Rhodes Scholar, UK student compares Israel-Palestine to apartheid South Africa

UK+senior+and+Rhodes+Scholar%2C+Hadeel+Abdallah%2C+speaks+in+the+Bill+Gatton+Student+Center+on+April+10%2C+2019.+Photo+by+Nicholas+Hall%C2%A0

UK senior and Rhodes Scholar, Hadeel Abdallah, speaks in the Bill Gatton Student Center on April 10, 2019. Photo by Nicholas Hall 

Nicholas Hall

On Wednesday evening, UK students got the rare opportunity of hearing a Rhodes Scholar speak in the Bill Gatton Student Center.

Hadeel Abdallah, a senior at the UK, spoke to students about the similarities of the apartheid state in South Africa and the current Israel-Palestine conflict in a lecture during Facing Change Week put on by Bias Incident Support Services.    

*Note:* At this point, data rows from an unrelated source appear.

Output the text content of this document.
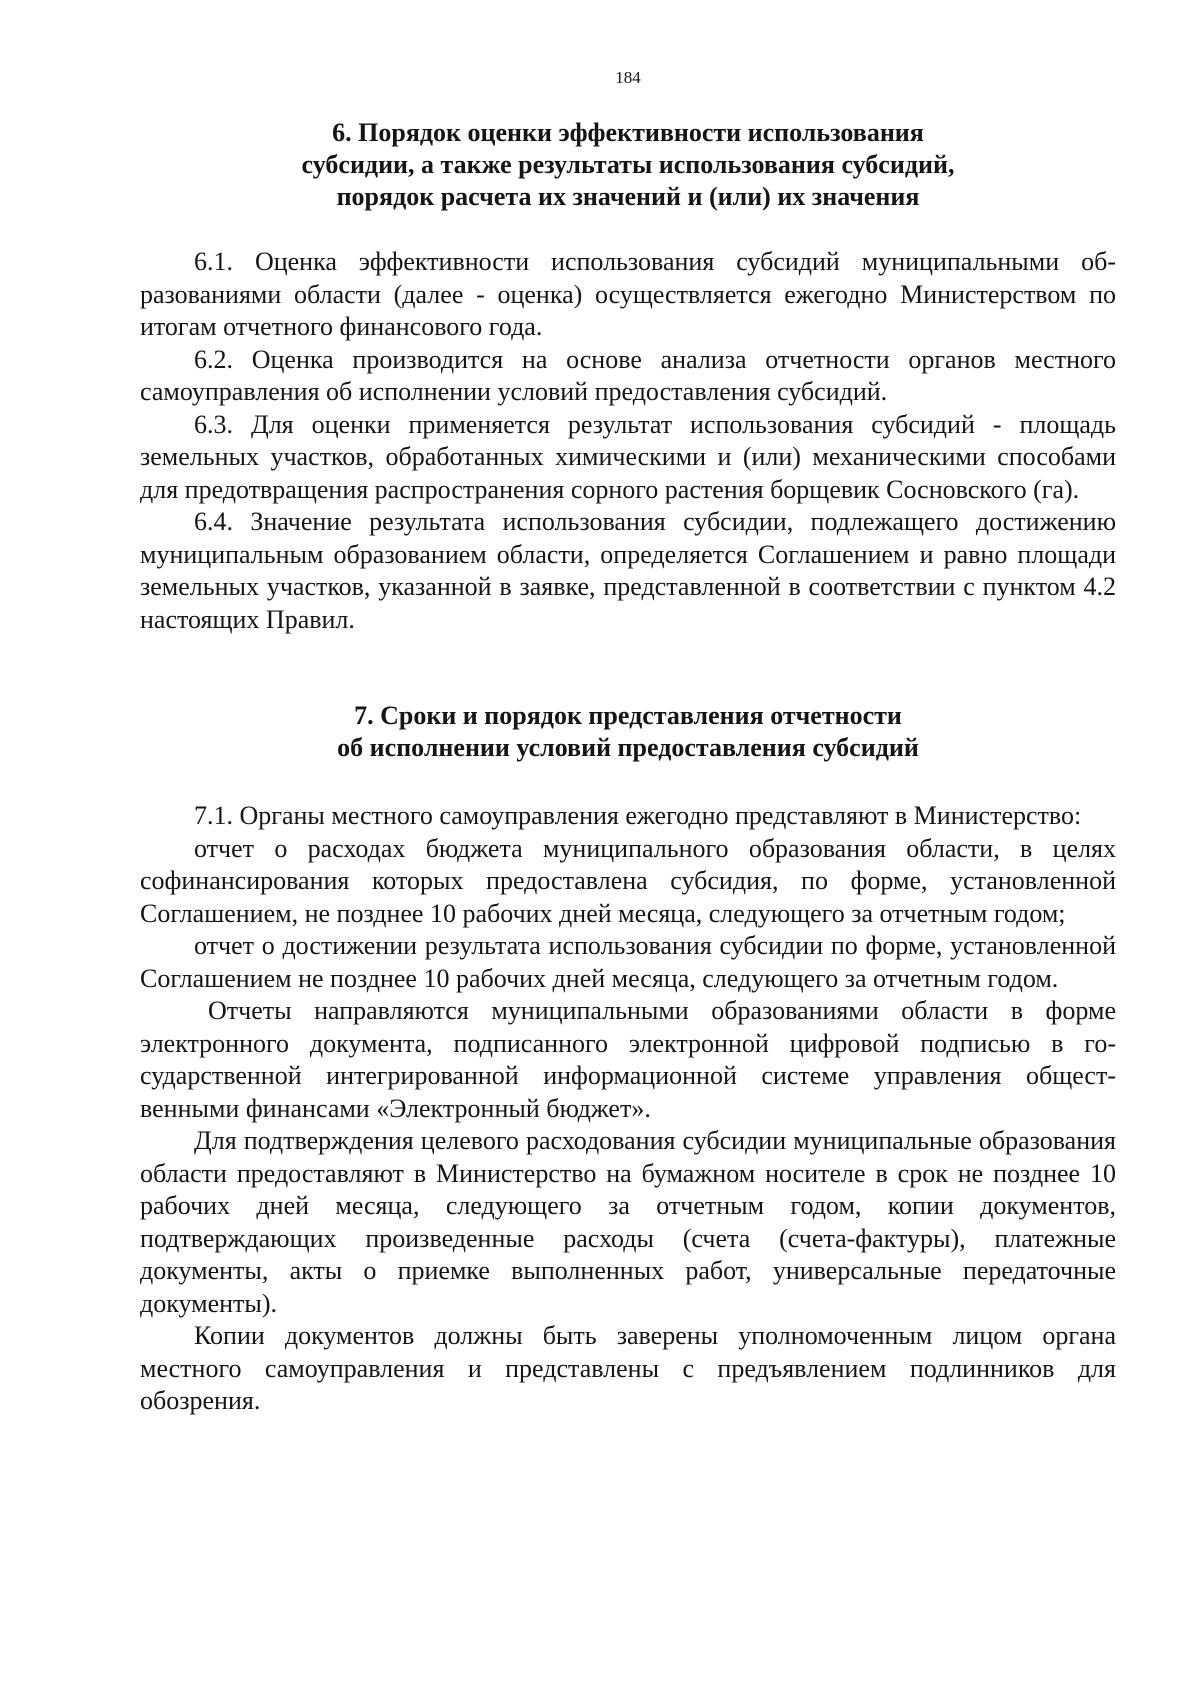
184
6. Порядок оценки эффективности использования
субсидии, а также результаты использования субсидий,
порядок расчета их значений и (или) их значения

6.1. Оценка эффективности использования субсидий муниципальными образованиями области (далее - оценка) осуществляется ежегодно Министерством по итогам отчетного финансового года.

6.2. Оценка производится на основе анализа отчетности органов местного самоуправления об исполнении условий предоставления субсидий.

6.3. Для оценки применяется результат использования субсидий - площадь земельных участков, обработанных химическими и (или) механическими способами для предотвращения распространения сорного растения борщевик Сосновского (га).

6.4. Значение результата использования субсидии, подлежащего достижению муниципальным образованием области, определяется Соглашением и равно площади земельных участков, указанной в заявке, представленной в соответствии с пунктом 4.2 настоящих Правил.

7. Сроки и порядок представления отчетности
об исполнении условий предоставления субсидий

7.1. Органы местного самоуправления ежегодно представляют в Министерство:

отчет о расходах бюджета муниципального образования области, в целях софинансирования которых предоставлена субсидия, по форме, установленной Соглашением, не позднее 10 рабочих дней месяца, следующего за отчетным годом;

отчет о достижении результата использования субсидии по форме, установленной Соглашением не позднее 10 рабочих дней месяца, следующего за отчетным годом.

Отчеты направляются муниципальными образованиями области в форме электронного документа, подписанного электронной цифровой подписью в государственной интегрированной информационной системе управления общественными финансами «Электронный бюджет».

Для подтверждения целевого расходования субсидии муниципальные образования области предоставляют в Министерство на бумажном носителе в срок не позднее 10 рабочих дней месяца, следующего за отчетным годом, копии документов, подтверждающих произведенные расходы (счета (счета-фактуры), платежные документы, акты о приемке выполненных работ, универсальные передаточные документы).

Копии документов должны быть заверены уполномоченным лицом органа местного самоуправления и представлены с предъявлением подлинников для обозрения.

Abdallah is the first student of a Kentucky university to receive a Rhodes scholarship since 1955. She’s a senior majoring in both political science and Arabic and Islamic Studies, and has led numerous student activities organizing community service and outreach programs for refugees.

Abdallah’s presentation was a comparison of the history of race relations in South Africa with the history of conflict between Israel and Palestine.

“They share an experience as colonial regimes, which is particularly significant; both were erected on a systematic policy of ethnic cleansing and the forcible displacement of the native population,” she said. 

Drawing similarities between the redistribution of land under apartheid and the absorption of territory from Palestine into Israel, she said that these seizures of territory were strategic.

“(The areas) were the most common source of economic power, of ports of entry; they were intentionally separated from their livelihoods,” Abdallah said.

Abdallah also drew comparisons to the apartheid policy of different treatment of citizens, as she sought to show how citizens are exploited by their respective governments. She then brought up her defining point: the solidarity shared between South Africans and Palestinians, bringing up the examples of South African activists leading boycotts on Woolworth’s, South African BDS movements, and Nelson Mandela advocating for peace between Israel and Palestine.

Many of Abdallah’s talking points were met with approval. After she brought up apartheid’s separation of races into “white, Indian, colored, and black,” Abdallah said that black citizens suffered unique injustices even compared to the other nonwhite groups.

UK student Brandon Colbert pointed out afterward that the structure of the racial hierarchy under apartheid was present even in the modern day.

“We see now everywhere, where they put it on a spectrum where blackness has the most distance from whiteness, and how other people of color, like Indians, colored, they’re put in the middle… that system leads to anti-blackness,” Colbert said.

Abdallah offered that one of the most powerful tools an activist has is the boycott.

“Aren’t the greatest movements started by friends and family members who tell one another we’re not going to shop from here anymore because that supports oppression?” Abdallah said.

She recommended that Americans in particular speak to their policymakers, as Israel relies on American support for their operations. The South African government had a similar relationship with America, with which they were able to ignore international pressure to abandon apartheid. But after outcry from the American public, American leadership threatened economic sanctions against South Africa, a major reason for apartheid being dismantled in the early 1990s, Abdallah told the crowd.

“Israeli aggression would be completely impossible without the constant, lavish support from the U.S. government,” Abdallah said. “In the U.S. more than anywhere else, organizing, educating, and mobilizing public opinion against the government’s policies in the Middle East will affect the course of the Israeli-Palestinian conflict.”

April 16, 2019, Correction: A previous version of this article erroneously stated that this speech was given during the Self Care Isn’t Selfish Resource Fair. That was incorrect. This lecture was given as a part of Bias Incident Support Service’s Facing Change Week. The Kernel regrets this error.